Many clinics land on Microsoft Planner because it is bundled with Microsoft 365. The BAA question is handled at the tenant level: if your clinic has a Microsoft 365 Business Associate Agreement, Planner sits under that umbrella. The harder question is whether Planner is actually a compliance tool. It is not.
The BAA Is Real, The Tool Is Generic
Planner is a lightweight task board. It has no HIPAA-specific audit trail, no PHI-aware fields, no incident response workflow, no compliance templates. A Microsoft BAA covers the platform; it does not turn Planner into a compliance program. If OCR asks for your incident register, access review log, or annual training records, Planner cannot produce them cleanly.

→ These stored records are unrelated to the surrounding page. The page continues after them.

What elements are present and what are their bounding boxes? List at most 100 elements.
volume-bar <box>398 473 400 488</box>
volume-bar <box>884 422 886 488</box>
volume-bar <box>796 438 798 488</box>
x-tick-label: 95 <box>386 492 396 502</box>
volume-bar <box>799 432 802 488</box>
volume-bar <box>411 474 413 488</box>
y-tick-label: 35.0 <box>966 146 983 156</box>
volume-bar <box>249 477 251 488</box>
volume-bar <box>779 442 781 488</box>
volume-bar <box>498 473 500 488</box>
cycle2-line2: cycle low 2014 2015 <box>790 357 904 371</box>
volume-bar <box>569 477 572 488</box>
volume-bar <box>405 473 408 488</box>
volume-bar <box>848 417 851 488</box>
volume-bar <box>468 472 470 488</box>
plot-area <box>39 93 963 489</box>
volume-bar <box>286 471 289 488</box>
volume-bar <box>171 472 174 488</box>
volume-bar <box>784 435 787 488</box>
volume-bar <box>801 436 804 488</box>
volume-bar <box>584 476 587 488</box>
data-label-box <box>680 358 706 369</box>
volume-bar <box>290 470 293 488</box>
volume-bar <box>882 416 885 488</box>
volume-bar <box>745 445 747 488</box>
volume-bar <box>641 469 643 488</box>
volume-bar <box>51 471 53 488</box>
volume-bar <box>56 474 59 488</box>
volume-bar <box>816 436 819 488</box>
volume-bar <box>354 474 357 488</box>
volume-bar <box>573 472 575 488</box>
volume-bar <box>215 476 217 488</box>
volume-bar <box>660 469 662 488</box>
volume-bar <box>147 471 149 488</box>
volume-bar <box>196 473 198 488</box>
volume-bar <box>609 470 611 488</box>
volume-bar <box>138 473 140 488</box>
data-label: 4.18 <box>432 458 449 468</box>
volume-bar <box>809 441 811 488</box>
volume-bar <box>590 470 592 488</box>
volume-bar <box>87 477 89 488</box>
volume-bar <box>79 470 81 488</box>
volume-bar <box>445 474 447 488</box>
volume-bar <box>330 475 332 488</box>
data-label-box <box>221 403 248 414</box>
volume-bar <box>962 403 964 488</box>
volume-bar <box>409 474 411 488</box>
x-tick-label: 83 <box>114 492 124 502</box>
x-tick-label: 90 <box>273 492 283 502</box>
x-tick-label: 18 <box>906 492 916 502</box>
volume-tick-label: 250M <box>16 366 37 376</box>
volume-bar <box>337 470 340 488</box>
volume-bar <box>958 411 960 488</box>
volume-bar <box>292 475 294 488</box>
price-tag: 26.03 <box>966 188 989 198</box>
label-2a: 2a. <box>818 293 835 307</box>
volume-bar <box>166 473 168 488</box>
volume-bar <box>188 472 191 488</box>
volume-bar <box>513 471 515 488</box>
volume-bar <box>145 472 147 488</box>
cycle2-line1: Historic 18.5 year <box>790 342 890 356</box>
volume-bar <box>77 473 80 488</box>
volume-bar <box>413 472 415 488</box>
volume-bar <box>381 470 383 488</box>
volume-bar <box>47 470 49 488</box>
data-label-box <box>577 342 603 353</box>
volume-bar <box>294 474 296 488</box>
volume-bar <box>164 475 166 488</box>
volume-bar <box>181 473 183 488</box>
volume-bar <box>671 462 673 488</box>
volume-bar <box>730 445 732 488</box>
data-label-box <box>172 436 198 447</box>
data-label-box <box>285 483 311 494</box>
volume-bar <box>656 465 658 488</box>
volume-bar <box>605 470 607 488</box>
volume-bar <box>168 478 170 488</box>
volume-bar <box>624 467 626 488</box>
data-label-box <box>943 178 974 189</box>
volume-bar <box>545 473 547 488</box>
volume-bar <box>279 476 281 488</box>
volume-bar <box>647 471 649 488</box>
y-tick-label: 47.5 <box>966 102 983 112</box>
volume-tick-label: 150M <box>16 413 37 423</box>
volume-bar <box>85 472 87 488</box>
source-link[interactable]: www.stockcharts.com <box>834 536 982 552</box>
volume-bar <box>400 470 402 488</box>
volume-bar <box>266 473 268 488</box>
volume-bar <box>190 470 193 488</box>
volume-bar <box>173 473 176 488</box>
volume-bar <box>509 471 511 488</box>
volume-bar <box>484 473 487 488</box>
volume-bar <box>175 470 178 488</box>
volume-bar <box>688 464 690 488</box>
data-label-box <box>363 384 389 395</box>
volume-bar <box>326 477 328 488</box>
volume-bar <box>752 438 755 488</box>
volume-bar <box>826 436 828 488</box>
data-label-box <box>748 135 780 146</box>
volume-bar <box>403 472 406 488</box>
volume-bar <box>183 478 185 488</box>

What Changes With PHIGuard
PHIGuard is purpose-built for covered entities. Every tier — starting at $99/month per clinic — includes a signed BAA, and the product is designed around compliance-specific workflows:
- Immutable audit trail satisfying HIPAA §164.312(b), queryable per user and per record
- PHI-aware fields that keep patient data out of notification emails and log sinks
- Compliance templates for HIPAA annual training, risk analysis, incident response, and policy reviews
- Role-based access scoped to clinic roles — not generic Microsoft 365 groups
Pricing Comparison
| Microsoft Planner | PHIGuard | |
|---|---|---|
| BAA | Covered via Microsoft 365 BAA | Yes, every tier (product-specific) |
| Pricing model | Bundled with M365 per user | Per clinic/month |
| HIPAA audit trail | Generic M365 audit logs | Purpose-built, HIPAA-scoped |
| Compliance templates | No | Yes |
| Starting price | M365 subscription | $99/clinic/mo |
Who Should Use PHIGuard Alongside Microsoft Planner
You do not need to rip out Microsoft 365 to use PHIGuard. Keep Planner for generic team coordination. Use PHIGuard for the clinical and compliance workflows — incident tracking, credentialing, annual training, access reviews — where you need purpose-built tooling and a clean audit story.